Chemical and biochemical processes often have to separate, classify or disperse particles having various size and density. Wereley and Lueptow [10] numerically revealed that the motion of dilute, rigid and spherical particles with density greater than the fluid was determined by the interplay between the centrifugal force and the drag force in laminar Taylor vortex flow. They also found that particles approached a limit cycle orbit in r-z cross-sectional plane and the limit cycle orbit of particle depended on the density and size of particle. Furthermore, even neutrally buoyant particles did not follow fluid streamlines exactly. Leighton and Acrivos [11] demonstrated in their experiments using a Couette device that neutrally buoyant particles might migrate across streamlines and against concentration gradients when undergoing bounded shear flow. This chapter focuses on the particle classification phenomena in Taylor-Couette flow system that are discussed in the two cases of sedimenting and floating particles.

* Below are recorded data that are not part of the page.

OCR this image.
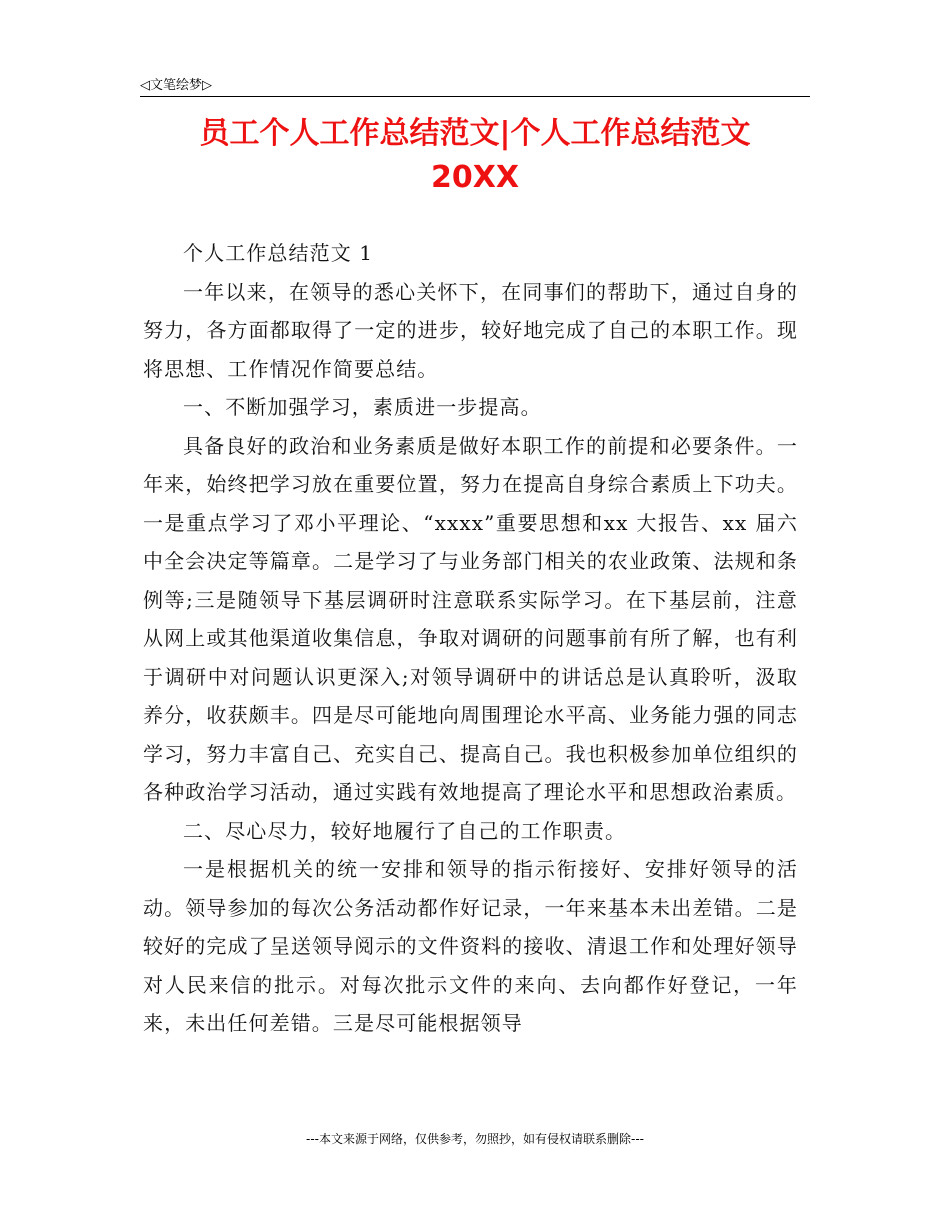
◁文笔绘梦▷
员工个人工作总结范文|个人工作总结范文
20XX

个人工作总结范文 1

一年以来，在领导的悉心关怀下，在同事们的帮助下，通过自身的努力，各方面都取得了一定的进步，较好地完成了自己的本职工作。现将思想、工作情况作简要总结。

一、不断加强学习，素质进一步提高。

具备良好的政治和业务素质是做好本职工作的前提和必要条件。一年来，始终把学习放在重要位置，努力在提高自身综合素质上下功夫。一是重点学习了邓小平理论、“xxxx”重要思想和xx 大报告、xx 届六中全会决定等篇章。二是学习了与业务部门相关的农业政策、法规和条例等;三是随领导下基层调研时注意联系实际学习。在下基层前，注意从网上或其他渠道收集信息，争取对调研的问题事前有所了解，也有利于调研中对问题认识更深入;对领导调研中的讲话总是认真聆听，汲取养分，收获颇丰。四是尽可能地向周围理论水平高、业务能力强的同志学习，努力丰富自己、充实自己、提高自己。我也积极参加单位组织的各种政治学习活动，通过实践有效地提高了理论水平和思想政治素质。

二、尽心尽力，较好地履行了自己的工作职责。

一是根据机关的统一安排和领导的指示衔接好、安排好领导的活动。领导参加的每次公务活动都作好记录，一年来基本未出差错。二是较好的完成了呈送领导阅示的文件资料的接收、清退工作和处理好领导对人民来信的批示。对每次批示文件的来向、去向都作好登记，一年来，未出任何差错。三是尽可能根据领导

---本文来源于网络，仅供参考，勿照抄，如有侵权请联系删除---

3.1. Experimental and numerical methods

Detailed information of experimental and numerical methods appears in our previous literature [12, 13]. Figure 8 shows the experimental set-up with a measuring system. The concentric cylinder system consists of an inner cylinder of stainless steel and an outer cylinder of plexiglass in order to observe particle motions visually [12]. The outer diameter of the inner cylinder has 50 mm and the outer cylinder has 70 mm of the inner diameter. The length of cylinder system is 300 mm and the effective volume of the annular space is 550 cm3. The critical Reynolds number for the present radius ratio (η = 0.714) can be estimated to be ReC = 80.6 by the linear stability theory [14]. The working fluid is an aqueous solution of glycerin having the density, ρf = 1050–1210 kg/m3. Each experimental observation was started after having passed enough time to form a stable vortex structure.

Figure 8.

Experimental set-up [11].

Fluorescent green dye was used as a passive tracer to visualize vortex structure. After adding the fluorescent green dye, the cross section of vortices was illuminated by a plane sheet of semiconductor laser light and the sequential visual data were taken by a digital video camera.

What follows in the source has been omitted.